Fluorescence and lasing in an electric-field-induced periodic structure of a cholesteric liquid crystal

Abstract

Abstract Fluorescence and lasing in a structure with an electric-field-induced spatially periodic director modulation in the plane of a planar-oriented layer of a cholesteric liquid crystal (CLC) is experimentally investigated. The thickness of the CLC layer is chosen close to the natural pitch of the cholesteric helix, which corresponds to the second Grandjean zone. The electric-field-induced periodic field of the CLC director leads to spatial modulation of the refractive index and the appearance of optical properties typical of 1D photonic crystals, when light propagating in the plane of the CLC layer experiences Bragg reflection. In polarised light, the induced spatial modulation of the refractive index manifests itself in the form of banded domains oriented in the plane of the CLC layer perpendicular to the original (unperturbed electric field) direction of the director in the centre of the layer.
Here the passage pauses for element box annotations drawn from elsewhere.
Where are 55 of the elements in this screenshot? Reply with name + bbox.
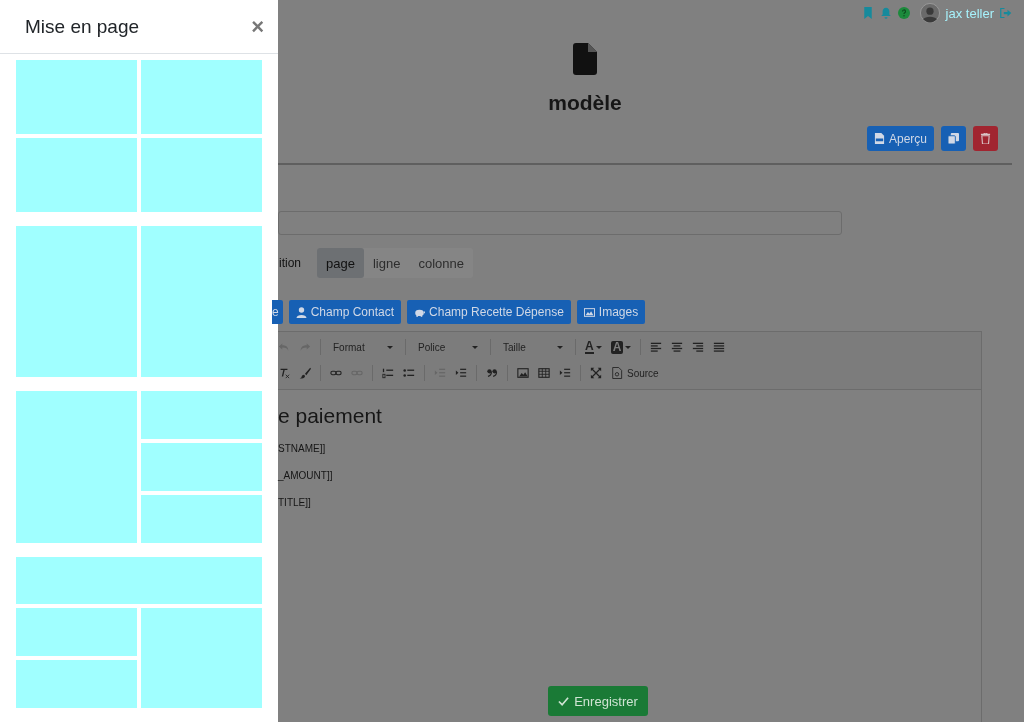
quote-icon[interactable] — [486, 367, 498, 379]
help-icon[interactable] — [897, 7, 910, 19]
delete-button[interactable] — [973, 126, 998, 151]
page-title: modèle — [548, 91, 622, 115]
contact-field-button[interactable]: Champ Contact — [288, 300, 402, 324]
caret-icon — [625, 345, 632, 349]
editor-text: TITLE]] — [278, 497, 311, 509]
indent-icon[interactable] — [455, 367, 467, 379]
caret-icon — [557, 345, 563, 349]
maximize-icon[interactable] — [590, 367, 602, 379]
copy-button[interactable] — [941, 126, 966, 151]
check-icon — [558, 695, 570, 707]
editor-text: STNAME]] — [278, 443, 326, 455]
position-label: ition — [279, 256, 301, 270]
font-dropdown[interactable]: Format — [330, 341, 396, 353]
align-left-icon[interactable] — [650, 341, 663, 353]
text-field[interactable] — [278, 211, 842, 235]
align-right-icon[interactable] — [692, 341, 705, 353]
font-dropdown[interactable]: Police — [415, 341, 481, 353]
caret-icon — [387, 345, 393, 349]
pdf-file-icon — [873, 133, 885, 144]
remove-format-icon[interactable] — [278, 367, 290, 379]
image-icon — [583, 306, 595, 318]
align-center-icon[interactable] — [671, 341, 684, 353]
trash-icon — [980, 133, 991, 144]
indent-block-icon[interactable] — [559, 367, 571, 379]
user-name[interactable]: jax teller — [945, 5, 994, 21]
source-button[interactable]: Source — [611, 367, 659, 379]
caret-icon — [472, 345, 478, 349]
position-tab[interactable]: ligne — [363, 248, 410, 278]
image-icon[interactable] — [517, 367, 529, 379]
numbered-list-icon[interactable] — [382, 367, 394, 379]
text-color-button[interactable]: A — [585, 340, 602, 354]
save-button[interactable]: Enregistrer — [548, 686, 648, 716]
person-icon — [295, 306, 307, 318]
editor-heading: e paiement — [278, 404, 382, 428]
avatar-icon[interactable] — [919, 3, 940, 23]
drawer-title: Mise en page — [25, 15, 140, 38]
bulleted-list-icon[interactable] — [403, 367, 415, 379]
brush-icon[interactable] — [299, 367, 311, 379]
caret-icon — [595, 345, 602, 349]
images-button[interactable]: Images — [576, 300, 646, 324]
editor-text: _AMOUNT]] — [278, 470, 333, 482]
document-icon — [611, 367, 623, 379]
table-icon[interactable] — [538, 367, 550, 379]
income-expense-field-button[interactable]: Champ Recette Dépense — [407, 300, 571, 324]
close-button[interactable]: × — [249, 13, 266, 40]
copy-icon — [948, 133, 959, 144]
font-dropdown[interactable]: Taille — [500, 341, 566, 353]
preview-button[interactable]: Aperçu — [866, 126, 934, 151]
file-icon — [573, 43, 597, 75]
position-tab[interactable]: colonne — [409, 248, 473, 278]
position-tab[interactable]: page — [317, 248, 364, 278]
align-justify-icon[interactable] — [713, 341, 726, 353]
field-button[interactable]: e — [272, 300, 283, 324]
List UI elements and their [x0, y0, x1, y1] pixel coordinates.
For the electric field strengths that correspond to fundamentally different distributions of the field of a CLC director, the fluorescence spectra of the DCM laser dye are studied both for different geometries (including the waveguide regime) and for different levels of optical pumping. In the range of electrical voltages corresponding to the induction of a spatially periodic photonic structure, multimode lasing in the waveguide regime is detected. It is shown that the mode composition of lasing depends on the electric field, which affects the properties of the distributed feedback.